A Pouma, département de la Sanaga-maritime dans la région du Littoral Cameroun, les enquêteurs découvrent un corps dissimulé dans une concession familiale, une dépouille qui pourrait bien appartenir à la doyenne de cette famille, veuve d’une personnalité administrative du pays.

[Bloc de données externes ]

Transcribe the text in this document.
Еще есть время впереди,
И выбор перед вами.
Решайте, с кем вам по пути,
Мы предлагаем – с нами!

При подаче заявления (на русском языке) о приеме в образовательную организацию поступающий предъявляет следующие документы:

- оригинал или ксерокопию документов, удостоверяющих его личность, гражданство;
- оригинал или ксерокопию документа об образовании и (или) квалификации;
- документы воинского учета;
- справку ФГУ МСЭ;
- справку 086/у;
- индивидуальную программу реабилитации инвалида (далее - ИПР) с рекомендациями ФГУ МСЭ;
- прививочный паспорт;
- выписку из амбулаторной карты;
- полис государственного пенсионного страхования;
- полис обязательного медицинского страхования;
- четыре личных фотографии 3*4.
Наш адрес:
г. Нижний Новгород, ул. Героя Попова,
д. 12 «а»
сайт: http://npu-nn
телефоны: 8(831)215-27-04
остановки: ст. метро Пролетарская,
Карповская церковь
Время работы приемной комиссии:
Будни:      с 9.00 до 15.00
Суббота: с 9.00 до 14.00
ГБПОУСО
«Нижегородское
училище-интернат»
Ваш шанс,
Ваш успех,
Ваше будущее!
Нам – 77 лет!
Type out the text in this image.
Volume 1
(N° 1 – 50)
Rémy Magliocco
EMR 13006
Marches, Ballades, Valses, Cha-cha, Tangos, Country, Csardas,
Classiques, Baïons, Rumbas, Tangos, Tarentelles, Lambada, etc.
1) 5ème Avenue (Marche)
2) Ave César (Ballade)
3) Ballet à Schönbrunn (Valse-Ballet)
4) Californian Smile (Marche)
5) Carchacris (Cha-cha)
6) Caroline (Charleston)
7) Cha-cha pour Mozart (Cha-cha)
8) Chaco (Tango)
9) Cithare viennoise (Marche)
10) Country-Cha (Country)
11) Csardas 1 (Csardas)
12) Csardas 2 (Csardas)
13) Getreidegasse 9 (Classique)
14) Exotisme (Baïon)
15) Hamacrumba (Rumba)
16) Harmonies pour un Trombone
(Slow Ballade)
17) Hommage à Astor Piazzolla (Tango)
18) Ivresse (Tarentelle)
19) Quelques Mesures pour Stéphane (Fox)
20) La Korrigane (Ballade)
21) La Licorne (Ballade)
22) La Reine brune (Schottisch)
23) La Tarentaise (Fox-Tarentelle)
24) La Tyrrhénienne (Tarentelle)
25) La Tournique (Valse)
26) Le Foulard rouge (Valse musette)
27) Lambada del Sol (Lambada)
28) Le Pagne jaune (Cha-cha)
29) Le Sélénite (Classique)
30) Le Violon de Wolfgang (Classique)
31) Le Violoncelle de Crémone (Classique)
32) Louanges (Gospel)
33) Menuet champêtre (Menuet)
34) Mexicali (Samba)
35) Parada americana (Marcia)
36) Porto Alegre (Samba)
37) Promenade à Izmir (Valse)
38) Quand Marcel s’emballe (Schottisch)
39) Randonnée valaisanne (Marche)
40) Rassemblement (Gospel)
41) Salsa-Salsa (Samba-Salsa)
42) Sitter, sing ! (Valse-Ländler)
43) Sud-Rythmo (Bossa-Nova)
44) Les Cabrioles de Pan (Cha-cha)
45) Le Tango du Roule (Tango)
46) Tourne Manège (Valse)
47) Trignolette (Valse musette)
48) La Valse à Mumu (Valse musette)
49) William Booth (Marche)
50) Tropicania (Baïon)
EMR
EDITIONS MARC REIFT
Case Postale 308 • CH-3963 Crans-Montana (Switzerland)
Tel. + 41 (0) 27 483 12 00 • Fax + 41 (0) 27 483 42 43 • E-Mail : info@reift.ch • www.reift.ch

Cette dernière n’a donné aucun signe de vie depuis deux ans, d’où les enquêtes qui ont révélé la terrible implication de ses fils dans sa disparition.
Dame Matilda Ngo Pondi, veuve de Stanislas Bias, gouverneur de l’Est entre 1972 et 1976 était portée disparue depuis mars 2024. Dans le cadre de l’enquête visant à la retrouver, les éléments de la légion de gendarmerie ont effectué une descente au domicile des Bias en février 2026. Ils y ont trouvé les restes de la défunte dans le caveau familial vers lequel l’un des fils les a conduits. Ce dernier avoue avoir avec son frère, enterré leur maman discrètement à cet endroit et à l’insu des autres membres de la famille. Ce fils Bias, soupçonné d’avoir assassiné sa maman, dit que celle-ci est décédée à l’hôpital et que son frère et lui ont respecté ses dernières volontés en l’inhumant le même jour. Mais des zones d’ombres demeurent. Pourquoi n’avoir pas informé les autres membres de la famille. Pourquoi avoir fait croire que leur maman était encore en vie lorsqu’on demandait de ses nouvelles ? C’est ainsi que la fille ainée de la défunte rejette la version donnée par son frère. « Tantôt maman était à Maroua, tantôt évacuation sanitaire au Sénégal, tantôt dans un lieu sûr. Je ne sais pas par quel miracle la gendarmerie a pu lui faire avouer que maman est décédée il y a deux ans, le 24 mars 2024 », a-t-elle réagi face à la presse. Elle indique également avoir été écartée de l’héritage par ses frères, bien avant le décès de leur maman et évoque des menaces avec arme sur sa personne.
Une dépouille a effectivement été retrouvée dans le caveau familial. Il faudra confirmer par des analyses médicales qu’il s’agit bel et bien de la veuve Bias. Quant aux fils accusés de matricide, l’un est aux arrêts et l’autre en fuite.
Cette histoire révélée en 2026 s’ajoute aux tragédies que le Cameroun encaisse depuis peu, des drames qui mettent au centre des familles et des victimes qui sont pour la plupart des femmes et des enfants. C’est une situation qui fait peur aux populations, interpellant sur les mesures urgentes pour contrer l’insécurité sur toutes ses formes.